After biking from 798 and coming back to the comfort of HomeShop, I passed through the ghetto set-up of black trash bags covering the windows into the completely calculated time-space of MADSEN’s documentary about the world’s first permanent nuclear waste repository located in Onkalo, Finland. The irony of design calculation to be considered in the extremely controlled camera shots, editing and beautiful composition (could only keep thinking, “how many times did they have to rehearse that shot so that his speech was perfectly timed with the lit fire of the match?”) are set in stark contrast to the gross horror of nuclear disaster and MADSEN’s questioning of the human capacity to consider life “never” or “forever” amidst the limitations of technology. Can we design for  “permanent” to preserve all future lifeforms, by a machine set into water or one deep underground, and what markers above ground could be able to communicate this? Can we trust communication or should we rather trust ourselves to the oblivion of forgetting?

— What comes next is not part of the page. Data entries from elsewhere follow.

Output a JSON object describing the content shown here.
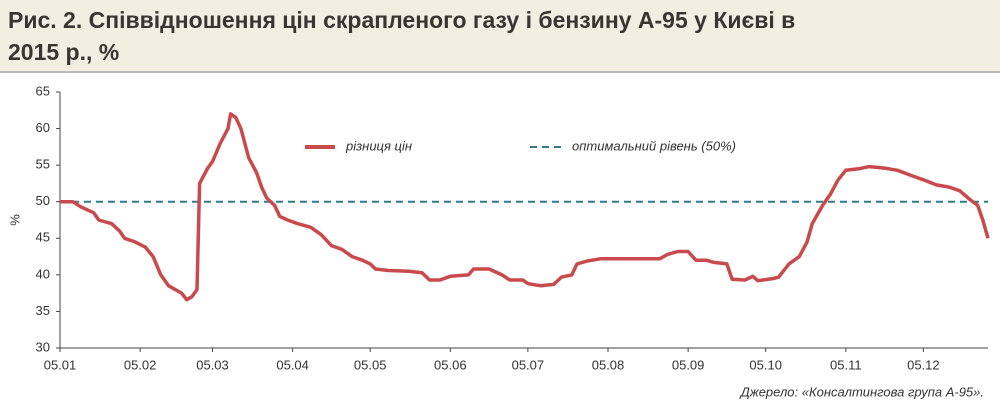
{
  "chart_data": {
    "type": "line",
    "title": "Рис. 2. Співвідношення цін скрапленого газу і бензину А-95 у Києві в 2015 р., %",
    "y_label": "%",
    "source": "Джерело: «Консалтингова група А-95».",
    "x": [
      "05.01",
      "10.01",
      "13.01",
      "18.01",
      "20.01",
      "25.01",
      "28.01",
      "30.01",
      "03.02",
      "07.02",
      "10.02",
      "13.02",
      "16.02",
      "21.02",
      "23.02",
      "25.02",
      "27.02",
      "28.02",
      "03.03",
      "05.03",
      "08.03",
      "11.03",
      "12.03",
      "14.03",
      "16.03",
      "19.03",
      "22.03",
      "24.03",
      "26.03",
      "29.03",
      "31.03",
      "03.04",
      "07.04",
      "12.04",
      "16.04",
      "20.04",
      "24.04",
      "28.04",
      "02.05",
      "05.05",
      "07.05",
      "12.05",
      "20.05",
      "25.05",
      "28.05",
      "01.06",
      "05.06",
      "12.06",
      "14.06",
      "20.06",
      "25.06",
      "28.06",
      "03.07",
      "05.07",
      "10.07",
      "15.07",
      "18.07",
      "22.07",
      "24.07",
      "28.07",
      "02.08",
      "15.08",
      "25.08",
      "28.08",
      "01.09",
      "05.09",
      "08.09",
      "12.09",
      "15.09",
      "20.09",
      "22.09",
      "27.09",
      "30.09",
      "02.10",
      "08.10",
      "10.10",
      "14.10",
      "18.10",
      "21.10",
      "23.10",
      "27.10",
      "30.10",
      "02.11",
      "05.11",
      "10.11",
      "14.11",
      "20.11",
      "25.11",
      "01.12",
      "05.12",
      "10.12",
      "15.12",
      "19.12",
      "23.12",
      "26.12",
      "28.12",
      "30.12"
    ],
    "series": [
      {
        "name": "різниця цін",
        "color": "#c94a4c",
        "values": [
          50,
          50,
          49.3,
          48.5,
          47.5,
          47,
          46,
          45,
          44.5,
          43.8,
          42.5,
          40,
          38.5,
          37.5,
          36.6,
          37,
          38,
          52.5,
          54.5,
          55.5,
          58,
          60,
          62,
          61.5,
          60,
          56,
          54,
          52,
          50.5,
          49.5,
          48,
          47.5,
          47,
          46.5,
          45.5,
          44,
          43.5,
          42.5,
          42,
          41.5,
          40.8,
          40.6,
          40.5,
          40.3,
          39.3,
          39.3,
          39.8,
          40,
          40.8,
          40.8,
          40,
          39.3,
          39.3,
          38.8,
          38.5,
          38.7,
          39.7,
          40,
          41.5,
          41.9,
          42.2,
          42.2,
          42.2,
          42.8,
          43.2,
          43.2,
          42,
          42,
          41.7,
          41.5,
          39.4,
          39.3,
          39.8,
          39.2,
          39.5,
          39.7,
          41.5,
          42.5,
          44.5,
          47,
          49.5,
          51,
          53,
          54.3,
          54.5,
          54.8,
          54.6,
          54.3,
          53.5,
          53,
          52.3,
          52,
          51.5,
          50.3,
          49.5,
          47.5,
          45
        ]
      }
    ],
    "reference_line": {
      "name": "оптимальний рівень (50%)",
      "value": 50,
      "color": "#2e7d86"
    },
    "xlim": [
      "05.01",
      "30.12"
    ],
    "xticks": [
      "05.01",
      "05.02",
      "05.03",
      "05.04",
      "05.05",
      "05.06",
      "05.07",
      "05.08",
      "05.09",
      "05.10",
      "05.11",
      "05.12"
    ],
    "ylim": [
      30,
      65
    ],
    "yticks": [
      30,
      35,
      40,
      45,
      50,
      55,
      60,
      65
    ]
  }
}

摄影 photo courtesy of // 刘畅 LIU Chang & 高灵 GAO Ling

Where do we place ourselves amidst history and guesses and predictions into the future? Can time only be a point of view, and do our differences about these considerations make us unable to live together in the present? To talk about sustainability in this sense is an attempt to address different scales of time, but yes, we are limited, and there will always be something neglected despite all carefulness. HomeShop is not about “forever”, you’re right. But time is relative, and all we have to go on at this point is the concreteness of a three-year contract and the temporality implicit in any of the localities we may find ourselves at any given moment. This may be the hutong, the value and “success” of our work, or the waking up in a bad mood. How much do we let go when faced with the extremes of 大自然 and 设计生活, and is trust merely a question of time?